Seán Lemass, solider, politician and statesman, is dead. Political colleagues pay tribute to the former Taoiseach and leader of Fianna Fáil.
Seán Lemass was a veteran of the 1916 Easter Rising, the War of Independence and the Civil War in Ireland. In 1924 he was first elected as a Sinn Féin Teachta Dala (TD) for the Dublin South constituency and later re-elected for Dublin South–Central Constituency. He was a founder-member of Fianna Fáil in 1926, and served as Minister for Industry and Commerce, Minister for Supplies and Tánaiste in successive Fianna Fáil governments. He served as Taoiseach from 1959 until 1966. He died in the Mater Hospital in Dublin, on 11 May 1971 aged 71.
Taoiseach, Jack Lynch, acknowledges the nation's sense of loss on the death of the former Fianna Fáil leader. As the father of modern Ireland his name will be linked to economic and social progress in the country. As Minister for Industry and Commerce he gave birth to and developed Irish aviation, shipping industries and the peat development programme.
Jack Lynch reminisces that Lemass,
had very many great qualities and characteristics. Amongst these I recall his powerful analytical brain that brought him to the kernel of every problem, his tremendous capacity for decision and his great belief in the Irish people.
Liam Cosgrave, leader of Fine Gael respects Lemass's practical approach to public affairs and named him as "the first realist in Fianna Fail" when realism in that party was a scarce commodity. Cosgrave says that it may have been a regret for Lemass that he came to the office of Taoiseach late in his political career and
Was prevented from realising his full potential as head of Government.
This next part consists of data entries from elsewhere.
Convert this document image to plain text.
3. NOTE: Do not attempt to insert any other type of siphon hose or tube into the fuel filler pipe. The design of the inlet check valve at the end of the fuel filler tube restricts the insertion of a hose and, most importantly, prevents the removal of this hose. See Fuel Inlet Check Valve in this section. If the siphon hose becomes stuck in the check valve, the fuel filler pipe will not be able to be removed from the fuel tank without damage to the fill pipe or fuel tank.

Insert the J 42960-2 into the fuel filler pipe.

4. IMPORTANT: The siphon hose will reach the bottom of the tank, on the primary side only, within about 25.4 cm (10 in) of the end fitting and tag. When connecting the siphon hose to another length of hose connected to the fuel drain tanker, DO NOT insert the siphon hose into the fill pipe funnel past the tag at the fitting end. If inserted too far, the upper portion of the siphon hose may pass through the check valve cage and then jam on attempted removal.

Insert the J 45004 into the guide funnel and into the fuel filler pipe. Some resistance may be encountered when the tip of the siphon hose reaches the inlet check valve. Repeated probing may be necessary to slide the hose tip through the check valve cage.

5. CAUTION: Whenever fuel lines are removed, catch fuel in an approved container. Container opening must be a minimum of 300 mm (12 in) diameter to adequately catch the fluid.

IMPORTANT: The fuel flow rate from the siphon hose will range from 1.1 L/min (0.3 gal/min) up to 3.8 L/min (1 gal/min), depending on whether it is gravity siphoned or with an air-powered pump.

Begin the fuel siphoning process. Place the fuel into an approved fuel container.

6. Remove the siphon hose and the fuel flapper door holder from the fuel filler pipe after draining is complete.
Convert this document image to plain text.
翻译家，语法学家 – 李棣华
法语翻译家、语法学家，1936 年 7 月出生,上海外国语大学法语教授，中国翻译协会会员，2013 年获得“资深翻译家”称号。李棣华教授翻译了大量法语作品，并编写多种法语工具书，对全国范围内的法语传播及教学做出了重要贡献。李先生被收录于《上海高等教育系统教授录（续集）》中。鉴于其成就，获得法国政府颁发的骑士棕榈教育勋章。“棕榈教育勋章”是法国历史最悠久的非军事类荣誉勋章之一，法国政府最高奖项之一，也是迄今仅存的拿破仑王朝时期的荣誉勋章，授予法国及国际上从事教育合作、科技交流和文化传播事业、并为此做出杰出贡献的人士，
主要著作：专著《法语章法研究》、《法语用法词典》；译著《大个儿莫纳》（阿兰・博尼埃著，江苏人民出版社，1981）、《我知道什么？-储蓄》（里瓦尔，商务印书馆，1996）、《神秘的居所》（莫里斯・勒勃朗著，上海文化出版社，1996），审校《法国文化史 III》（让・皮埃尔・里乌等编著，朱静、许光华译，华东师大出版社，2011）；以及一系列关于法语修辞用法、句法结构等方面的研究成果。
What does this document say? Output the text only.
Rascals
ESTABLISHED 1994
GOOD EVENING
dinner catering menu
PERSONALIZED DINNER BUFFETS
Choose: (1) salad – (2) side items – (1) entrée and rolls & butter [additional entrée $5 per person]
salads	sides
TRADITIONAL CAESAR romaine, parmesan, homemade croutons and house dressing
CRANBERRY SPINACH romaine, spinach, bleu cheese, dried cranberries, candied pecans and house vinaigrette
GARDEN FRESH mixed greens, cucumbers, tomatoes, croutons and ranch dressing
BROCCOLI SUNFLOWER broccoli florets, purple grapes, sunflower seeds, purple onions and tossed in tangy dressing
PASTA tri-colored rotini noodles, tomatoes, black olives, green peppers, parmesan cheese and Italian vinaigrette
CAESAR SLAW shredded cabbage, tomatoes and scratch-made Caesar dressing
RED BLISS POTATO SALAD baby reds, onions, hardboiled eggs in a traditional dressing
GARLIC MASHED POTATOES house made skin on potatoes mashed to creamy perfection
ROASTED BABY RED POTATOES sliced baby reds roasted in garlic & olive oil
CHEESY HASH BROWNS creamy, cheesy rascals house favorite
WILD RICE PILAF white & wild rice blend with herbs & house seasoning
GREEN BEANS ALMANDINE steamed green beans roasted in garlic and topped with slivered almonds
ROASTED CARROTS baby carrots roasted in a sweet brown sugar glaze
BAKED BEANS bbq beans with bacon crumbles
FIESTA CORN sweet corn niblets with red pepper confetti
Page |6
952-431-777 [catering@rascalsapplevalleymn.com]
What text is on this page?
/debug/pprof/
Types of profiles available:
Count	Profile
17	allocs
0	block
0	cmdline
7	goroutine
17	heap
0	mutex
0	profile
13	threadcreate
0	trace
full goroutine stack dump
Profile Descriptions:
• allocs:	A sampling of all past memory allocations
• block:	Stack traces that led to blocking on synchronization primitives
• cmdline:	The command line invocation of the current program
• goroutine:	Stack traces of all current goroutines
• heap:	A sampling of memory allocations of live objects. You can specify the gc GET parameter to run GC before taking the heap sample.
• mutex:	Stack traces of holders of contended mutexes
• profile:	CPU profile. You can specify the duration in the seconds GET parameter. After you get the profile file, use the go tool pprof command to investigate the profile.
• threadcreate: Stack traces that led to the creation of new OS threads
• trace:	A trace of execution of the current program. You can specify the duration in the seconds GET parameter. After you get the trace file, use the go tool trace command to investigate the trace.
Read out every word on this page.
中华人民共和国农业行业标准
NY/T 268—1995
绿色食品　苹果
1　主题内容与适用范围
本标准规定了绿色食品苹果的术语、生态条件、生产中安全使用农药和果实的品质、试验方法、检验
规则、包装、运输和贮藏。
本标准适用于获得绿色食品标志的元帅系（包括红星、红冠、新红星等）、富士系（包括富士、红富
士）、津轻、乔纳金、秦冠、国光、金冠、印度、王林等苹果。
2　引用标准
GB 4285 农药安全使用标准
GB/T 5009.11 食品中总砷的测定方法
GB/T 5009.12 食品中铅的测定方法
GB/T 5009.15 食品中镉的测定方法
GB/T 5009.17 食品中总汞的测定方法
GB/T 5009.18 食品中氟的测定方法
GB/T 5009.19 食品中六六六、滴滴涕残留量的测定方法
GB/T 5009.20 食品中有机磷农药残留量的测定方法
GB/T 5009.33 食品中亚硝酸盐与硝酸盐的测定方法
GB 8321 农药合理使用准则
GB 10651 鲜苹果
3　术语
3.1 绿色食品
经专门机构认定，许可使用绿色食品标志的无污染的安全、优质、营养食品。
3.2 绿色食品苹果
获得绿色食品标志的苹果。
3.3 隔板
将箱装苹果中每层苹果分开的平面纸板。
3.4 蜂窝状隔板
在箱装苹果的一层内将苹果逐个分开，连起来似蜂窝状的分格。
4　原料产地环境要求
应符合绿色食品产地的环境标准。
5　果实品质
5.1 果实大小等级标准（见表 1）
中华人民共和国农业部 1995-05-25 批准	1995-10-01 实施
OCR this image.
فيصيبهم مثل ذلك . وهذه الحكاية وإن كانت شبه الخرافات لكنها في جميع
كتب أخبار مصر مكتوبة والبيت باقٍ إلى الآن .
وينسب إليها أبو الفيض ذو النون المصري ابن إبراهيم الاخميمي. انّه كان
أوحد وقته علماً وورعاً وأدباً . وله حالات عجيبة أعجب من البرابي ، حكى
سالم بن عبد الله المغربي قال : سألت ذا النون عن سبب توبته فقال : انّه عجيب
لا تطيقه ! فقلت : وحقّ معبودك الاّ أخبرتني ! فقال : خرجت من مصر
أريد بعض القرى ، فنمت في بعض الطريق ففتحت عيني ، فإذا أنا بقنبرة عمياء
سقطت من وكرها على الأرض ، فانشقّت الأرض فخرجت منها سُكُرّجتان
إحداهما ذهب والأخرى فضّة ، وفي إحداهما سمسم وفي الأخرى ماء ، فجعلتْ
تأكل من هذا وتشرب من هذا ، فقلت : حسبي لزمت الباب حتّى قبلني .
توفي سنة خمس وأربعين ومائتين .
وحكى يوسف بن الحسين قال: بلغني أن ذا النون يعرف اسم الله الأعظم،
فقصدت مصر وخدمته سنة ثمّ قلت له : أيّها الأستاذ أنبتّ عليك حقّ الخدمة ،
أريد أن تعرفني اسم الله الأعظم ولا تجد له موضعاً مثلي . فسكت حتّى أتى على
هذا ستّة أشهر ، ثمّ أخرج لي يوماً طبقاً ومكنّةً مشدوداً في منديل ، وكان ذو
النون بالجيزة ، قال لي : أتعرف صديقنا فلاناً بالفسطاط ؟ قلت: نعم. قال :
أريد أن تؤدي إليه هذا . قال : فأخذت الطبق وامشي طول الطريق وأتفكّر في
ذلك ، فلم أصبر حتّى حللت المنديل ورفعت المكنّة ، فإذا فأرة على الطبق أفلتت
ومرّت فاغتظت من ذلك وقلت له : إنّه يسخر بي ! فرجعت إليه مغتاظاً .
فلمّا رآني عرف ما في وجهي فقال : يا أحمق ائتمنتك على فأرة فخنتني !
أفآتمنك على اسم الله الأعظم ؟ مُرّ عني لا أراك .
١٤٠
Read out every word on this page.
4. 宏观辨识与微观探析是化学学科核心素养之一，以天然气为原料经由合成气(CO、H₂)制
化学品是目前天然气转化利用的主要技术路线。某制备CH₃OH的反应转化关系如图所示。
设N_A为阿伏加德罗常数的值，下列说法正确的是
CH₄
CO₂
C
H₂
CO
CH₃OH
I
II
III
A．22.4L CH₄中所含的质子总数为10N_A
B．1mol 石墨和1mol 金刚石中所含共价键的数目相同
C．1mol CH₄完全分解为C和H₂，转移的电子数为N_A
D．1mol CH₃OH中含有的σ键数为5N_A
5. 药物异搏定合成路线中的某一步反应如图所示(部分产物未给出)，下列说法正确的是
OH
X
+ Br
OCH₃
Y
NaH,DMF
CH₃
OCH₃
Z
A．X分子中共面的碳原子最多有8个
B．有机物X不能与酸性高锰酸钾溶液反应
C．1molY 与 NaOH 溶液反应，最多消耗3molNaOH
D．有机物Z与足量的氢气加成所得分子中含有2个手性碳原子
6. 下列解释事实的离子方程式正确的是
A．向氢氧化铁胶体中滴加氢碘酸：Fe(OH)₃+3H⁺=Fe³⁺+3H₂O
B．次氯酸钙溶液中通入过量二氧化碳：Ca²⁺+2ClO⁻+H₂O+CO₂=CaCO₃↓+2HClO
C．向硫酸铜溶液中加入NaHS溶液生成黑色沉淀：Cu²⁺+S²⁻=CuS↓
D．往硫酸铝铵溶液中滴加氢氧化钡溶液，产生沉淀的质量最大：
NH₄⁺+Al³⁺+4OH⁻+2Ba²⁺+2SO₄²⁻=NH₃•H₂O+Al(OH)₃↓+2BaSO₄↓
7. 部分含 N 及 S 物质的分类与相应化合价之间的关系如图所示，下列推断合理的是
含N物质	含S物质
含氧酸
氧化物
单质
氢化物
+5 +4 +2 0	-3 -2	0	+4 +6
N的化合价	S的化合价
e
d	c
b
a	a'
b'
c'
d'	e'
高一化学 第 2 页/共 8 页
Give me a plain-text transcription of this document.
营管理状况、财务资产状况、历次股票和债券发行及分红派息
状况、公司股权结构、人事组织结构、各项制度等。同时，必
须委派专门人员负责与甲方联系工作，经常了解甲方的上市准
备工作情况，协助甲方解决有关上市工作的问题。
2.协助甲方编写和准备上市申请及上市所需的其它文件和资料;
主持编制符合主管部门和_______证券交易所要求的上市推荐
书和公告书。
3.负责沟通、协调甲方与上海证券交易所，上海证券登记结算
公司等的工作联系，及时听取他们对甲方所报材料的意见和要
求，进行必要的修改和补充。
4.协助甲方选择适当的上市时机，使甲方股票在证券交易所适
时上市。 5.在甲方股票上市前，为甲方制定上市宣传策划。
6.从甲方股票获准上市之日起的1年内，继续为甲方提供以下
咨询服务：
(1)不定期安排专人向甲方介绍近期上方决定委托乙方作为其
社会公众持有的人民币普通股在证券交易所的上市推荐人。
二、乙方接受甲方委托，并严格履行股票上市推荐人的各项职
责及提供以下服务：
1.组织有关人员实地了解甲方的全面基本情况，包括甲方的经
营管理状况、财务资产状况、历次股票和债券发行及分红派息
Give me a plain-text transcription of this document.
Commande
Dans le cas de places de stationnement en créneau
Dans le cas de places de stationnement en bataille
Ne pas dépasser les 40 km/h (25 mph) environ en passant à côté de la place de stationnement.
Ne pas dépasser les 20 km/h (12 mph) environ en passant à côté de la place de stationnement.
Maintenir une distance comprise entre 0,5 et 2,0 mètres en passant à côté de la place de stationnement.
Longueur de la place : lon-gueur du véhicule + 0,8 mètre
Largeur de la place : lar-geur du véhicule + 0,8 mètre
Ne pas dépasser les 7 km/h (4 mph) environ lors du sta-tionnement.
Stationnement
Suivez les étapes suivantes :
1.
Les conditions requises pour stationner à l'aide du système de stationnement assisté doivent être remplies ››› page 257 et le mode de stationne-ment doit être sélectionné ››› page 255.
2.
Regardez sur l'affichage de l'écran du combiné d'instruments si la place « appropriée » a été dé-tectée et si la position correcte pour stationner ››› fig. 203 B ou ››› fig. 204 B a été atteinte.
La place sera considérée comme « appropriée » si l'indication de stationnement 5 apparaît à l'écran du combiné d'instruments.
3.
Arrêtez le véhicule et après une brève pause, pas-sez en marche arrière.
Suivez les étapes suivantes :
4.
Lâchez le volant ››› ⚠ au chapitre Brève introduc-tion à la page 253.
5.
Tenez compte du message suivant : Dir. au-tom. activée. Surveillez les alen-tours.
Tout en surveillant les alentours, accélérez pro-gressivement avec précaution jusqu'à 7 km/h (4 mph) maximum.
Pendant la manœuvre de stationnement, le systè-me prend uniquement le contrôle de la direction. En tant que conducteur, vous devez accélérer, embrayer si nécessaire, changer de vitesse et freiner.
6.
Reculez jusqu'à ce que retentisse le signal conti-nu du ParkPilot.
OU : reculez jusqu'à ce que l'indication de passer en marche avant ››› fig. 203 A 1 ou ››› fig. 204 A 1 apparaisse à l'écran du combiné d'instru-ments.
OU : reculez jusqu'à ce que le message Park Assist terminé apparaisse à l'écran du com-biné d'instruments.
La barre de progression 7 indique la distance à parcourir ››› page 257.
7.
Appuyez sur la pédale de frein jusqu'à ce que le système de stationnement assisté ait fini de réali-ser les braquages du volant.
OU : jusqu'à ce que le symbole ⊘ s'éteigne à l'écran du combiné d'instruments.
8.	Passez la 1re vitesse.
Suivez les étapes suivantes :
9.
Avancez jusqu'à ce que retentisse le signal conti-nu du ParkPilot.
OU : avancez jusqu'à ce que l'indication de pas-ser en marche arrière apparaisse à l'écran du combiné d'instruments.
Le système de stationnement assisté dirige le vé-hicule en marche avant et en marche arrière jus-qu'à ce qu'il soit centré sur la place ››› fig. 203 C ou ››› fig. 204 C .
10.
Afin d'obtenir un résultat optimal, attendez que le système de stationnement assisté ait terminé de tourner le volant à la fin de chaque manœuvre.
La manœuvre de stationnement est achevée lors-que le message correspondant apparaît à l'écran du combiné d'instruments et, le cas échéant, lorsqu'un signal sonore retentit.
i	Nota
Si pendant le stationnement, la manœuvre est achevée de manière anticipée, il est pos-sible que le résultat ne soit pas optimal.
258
Brendan Corish, leader of the Irish Labour Party respected Lemass although they differed politically and recognises the contribution he made to Irish Industry and to the improvement of relations between North and South. Corish speculates that we might have had a somewhat different Ireland had Lemass been appointed Taoiseach earlier on in his career
These pre-recorded tributes were recorded by RTÉ News on 11 May 1971.